Paramedics in the field will continue to refuse to record patient billing details, thus making services "free". They will also refuse to transport patients to lower level care facilities and they will not attend scenes that may be violent without a police escort.

Paramedics are seeking a 12% pay rise over three-and-a-half years, plus $96 a week in recognition of extra skills they have acquired. They also want Premier Steve Bracks' Labor government to hire more paramedics. The government has offered a pay rise of 3% per year over the same period and has rejected the skills allowance.

Morris has vowed to do "whatever it takes" — including going to jail — to prevent paramedics from working in "sweatshop conditions".

"We are astounded that a Labor government would fail to understand where we are coming from. They are treating us like the enemy", he told Green Left Weekly.

The government is blaming the current crisis of hospital emergency services on the AEA. It argues that the AEA's bans are placing lives at risk. Although the bans do not cover delivering patients to hospitals, it has been argued that bans on assessment mean that patients are taken to the nearest emergency hospital regardless of their condition. The government claims this places an increasing workload on hospital services.

In testimony before the AIRC, a paramedic accused former Victorian health minister John Thwaites of instructing the Monash Medical Centre's emergency department not to go on bypass in the run-up to the 2002 state election.

Mark Fitzgerald, the director of emergency services at the Alfred hospital, gave testimony in which he criticised the pre-bypass system introduced by the government two years ago. He said this system, where emergency departments alert other hospital departments of overload and encourage ambulances to bypass patients, is being used excessively. As a result, an extra burden was being placed on the ambulance system and on its patients.

Morris argued in the June 20 Melbourne Herald-Sun that if the government's concerns were serious, it would provide more staff and other resources for hospitals to cope during the dispute.

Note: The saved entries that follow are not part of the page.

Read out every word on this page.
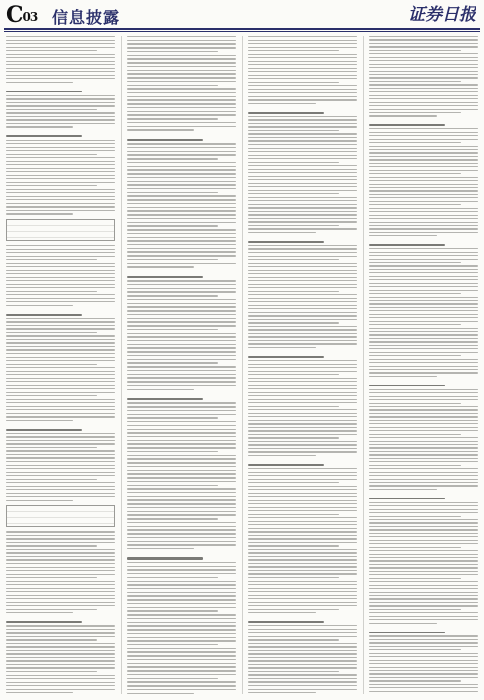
C03 信息披露	证券日报
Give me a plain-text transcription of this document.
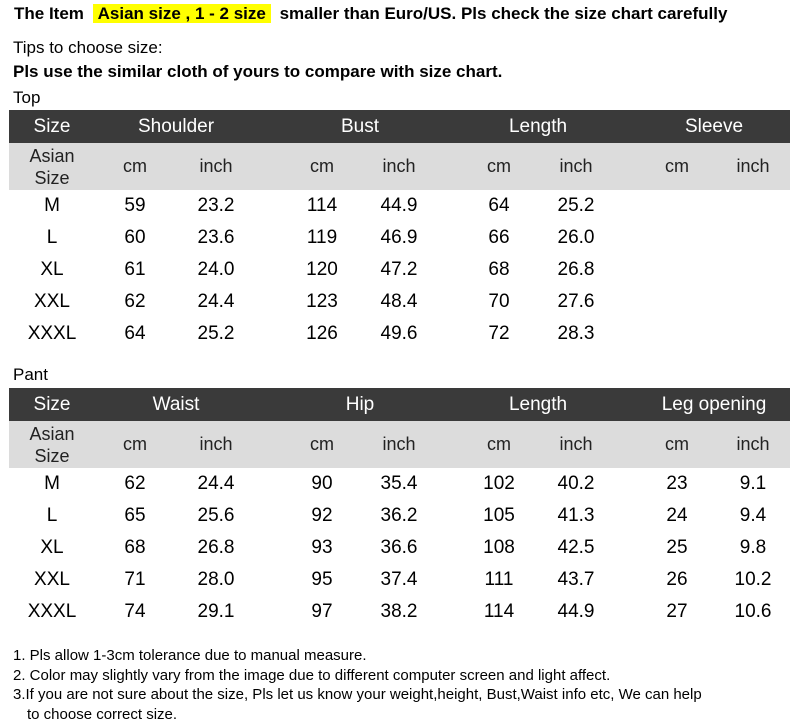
The Item Asian size , 1 - 2 size smaller than Euro/US. Pls check the size chart carefully
Tips to choose size:
Pls use the similar cloth of yours to compare with size chart.
Top
Size	Shoulder	Bust	Length	Sleeve
Asian
Size
cm	inch	cm	inch	cm	inch	cm	inch
M	59	23.2	114	44.9	64	25.2
L	60	23.6	119	46.9	66	26.0
XL	61	24.0	120	47.2	68	26.8
XXL	62	24.4	123	48.4	70	27.6
XXXL	64	25.2	126	49.6	72	28.3
Pant
Size	Waist	Hip	Length	Leg opening
Asian
Size
cm	inch	cm	inch	cm	inch	cm	inch
M	62	24.4	90	35.4	102	40.2	23	9.1
L	65	25.6	92	36.2	105	41.3	24	9.4
XL	68	26.8	93	36.6	108	42.5	25	9.8
XXL	71	28.0	95	37.4	111	43.7	26	10.2
XXXL	74	29.1	97	38.2	114	44.9	27	10.6
1. Pls allow 1-3cm tolerance due to manual measure.
2. Color may slightly vary from the image due to different computer screen and light affect.
3.If you are not sure about the size, Pls let us know your weight,height, Bust,Waist info etc, We can help
to choose correct size.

He also claimed that hospitals are in crisis at the moment due to under-resourcing and not because of paramedics' bans.

Most hospitals contacted by the Melbourne Age last week said the bans have had a minimal impact on their work.

Writing in the opinion section of the July 23 Age, one paramedic argued that the government "seems hell-bent on focusing on our industrial action instead of on what we are asking for and why".

If the government really cared about the quality of public health services in Victoria it would ensure that more paramedics and ambulance vehicles were provided, as the AEA has demanded, Lalitha Chelliah, a nurse and a Socialist Alliance Senate candidate, told GLW.

"The fact that an essential emergency service has had to go on strike is a disgrace", Chelliah added. She argued that Victoria's public health services have been completely run down and waiting lists for basic services have lengthened dramatically.

The key cause of the public health crisis, in Chelliah's view, has been federal and state governments' drive to gradually privatise heath services, including ambulance services. She cited the example of private membership subscriptions to ambulance services. These are being used to abrogate the government's financial responsibilities, she argued.

The maintenance of this user-pays system upon such a crucial service clearly shows "that Bracks doesn't respect peoples lives", Chelliah said.

The AIRC has not only imposed a "safety" order instructing paramedics to end all bans, but also ordered that industrial action can not be taken for six months.

Morris told GLW that the AIRC hearing had failed to provide even one concrete instance where a patient had been directly placed in danger due to the bans.

From Green Left Weekly, August 4, 2004.